L’une des définitions du mot, dans le dictionnaire : ‘remède contre un mal moral, psychologique.’ Donc, quelque chose qui fait du bien. Une autre définition : ‘qui combat les effets toxiques.’

Je pense ici à la messe. Surprenant? Peut-être pour ceux qui ne la fréquentent pas. Mais personnellement, par longue expérience, je peux affirmer que la messe contribue à la santé de toute la personne. Parce que Dieu s’y donne. Il est la guérison, l’apaisement, le ressourcement ultime de tout notre être. Je suis sûr que vous pouvez aussi en témoigner!

Bien entendu, Dieu est partout. Il est en nous, donc présent partout où nous sommes, tout en étant extérieur à nous. Il est le Tout Autre et le tout proche, en même temps. Il agit dans notre vie personnelle, toujours avec l’assentiment de notre liberté. Il ne peut apporter dans ses ‘rayons’ que Lumière, purification, recentrement et plénitude comblante, en tout temps, en toutes circonstances et en tout lieu. Mais il se vit quelque chose d’unique et d’irremplaçable dans la réunion des croyants, des disciples.
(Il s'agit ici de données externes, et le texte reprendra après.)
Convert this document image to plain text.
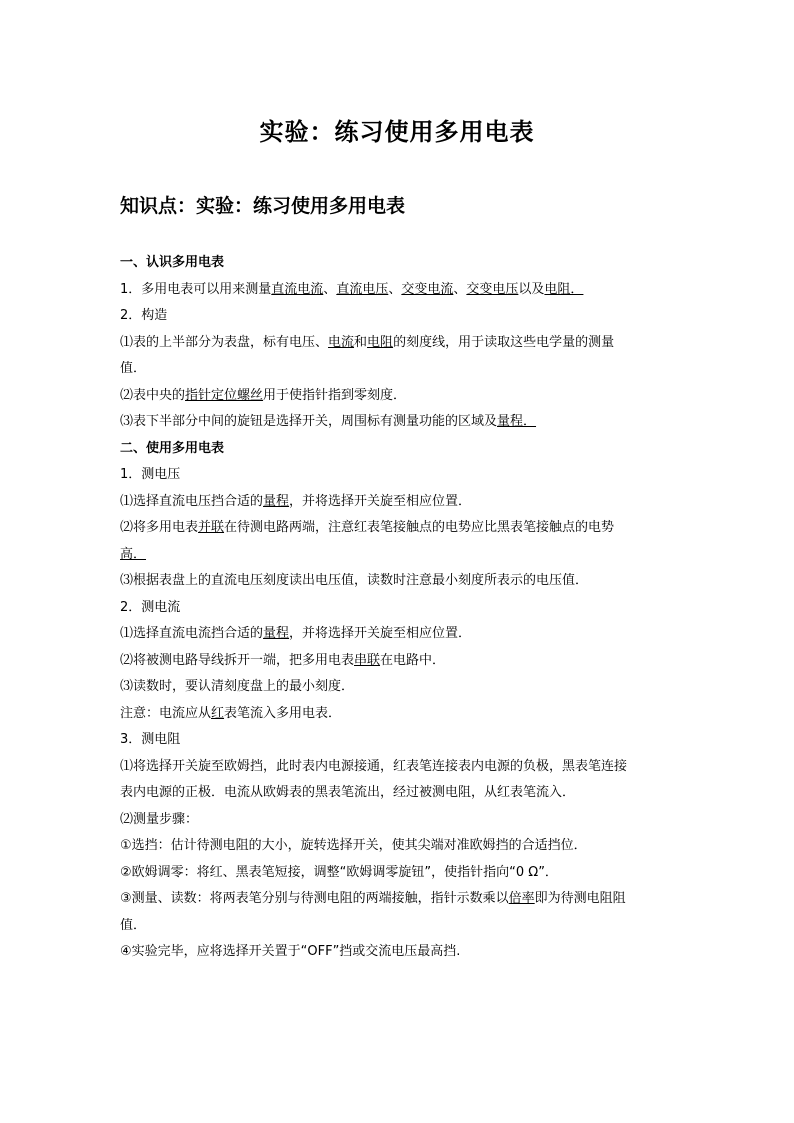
实验：练习使用多用电表
知识点：实验：练习使用多用电表
一、认识多用电表
1．多用电表可以用来测量直流电流、直流电压、交变电流、交变电压以及电阻．
2．构造
⑴表的上半部分为表盘，标有电压、电流和电阻的刻度线，用于读取这些电学量的测量
值．
⑵表中央的指针定位螺丝用于使指针指到零刻度．
⑶表下半部分中间的旋钮是选择开关，周围标有测量功能的区域及量程．
二、使用多用电表
1．测电压
⑴选择直流电压挡合适的量程，并将选择开关旋至相应位置．
⑵将多用电表并联在待测电路两端，注意红表笔接触点的电势应比黑表笔接触点的电势
高．
⑶根据表盘上的直流电压刻度读出电压值，读数时注意最小刻度所表示的电压值．
2．测电流
⑴选择直流电流挡合适的量程，并将选择开关旋至相应位置．
⑵将被测电路导线拆开一端，把多用电表串联在电路中．
⑶读数时，要认清刻度盘上的最小刻度．
注意：电流应从红表笔流入多用电表．
3．测电阻
⑴将选择开关旋至欧姆挡，此时表内电源接通，红表笔连接表内电源的负极，黑表笔连接
表内电源的正极．电流从欧姆表的黑表笔流出，经过被测电阻，从红表笔流入．
⑵测量步骤：
①选挡：估计待测电阻的大小，旋转选择开关，使其尖端对准欧姆挡的合适挡位．
②欧姆调零：将红、黑表笔短接，调整“欧姆调零旋钮”，使指针指向“0 Ω”．
③测量、读数：将两表笔分别与待测电阻的两端接触，指针示数乘以倍率即为待测电阻阻
值．
④实验完毕，应将选择开关置于“OFF”挡或交流电压最高挡.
En constatant la solitude de bien des gens de notre époque, particulièrement nos aînés; en prenant conscience que la solitude non choisie constitue une lourde croix pour une multitude de personnes, je me dis que la participation à la messe pourrait faire beaucoup de bien et soulager bien des maux chez nombreux de nos contemporains.

En plus d’y trouver Dieu lui-même qui nous parle et se donne Corps et Âme dans l’Eucharistie –ce qui déjà est un immense cadeau!- on trouve aussi dans nos rassemblements des sœurs et des frères qui sont heureux de nous accueillir et de prier en notre présence. Même si ce n’est pas toujours pleinement visible et palpable, il s’agit là d’une vérité. Ne serait-ce que quand toutes les voix s’unissent pour entonner un ‘Gloire à Dieu’ retentissant ou un joyeux ‘Alleluia’! Nous percevons alors que nous ne sommes pas seuls, que nous avons ici une famille, des amis sincères apprécient notre présence et qui prient pour nous. Nous réalisons que nous ne sommes pas des îles isolées mais des parties essentielles d’un Tout, bien plus grand que nous, et qui nous embrasse dans son Amour infini, inconditionnel et éternel. Là, le cœur se sent en processus d’ouverture et de soulagement de ses lourdeurs, en allègement de ses poids.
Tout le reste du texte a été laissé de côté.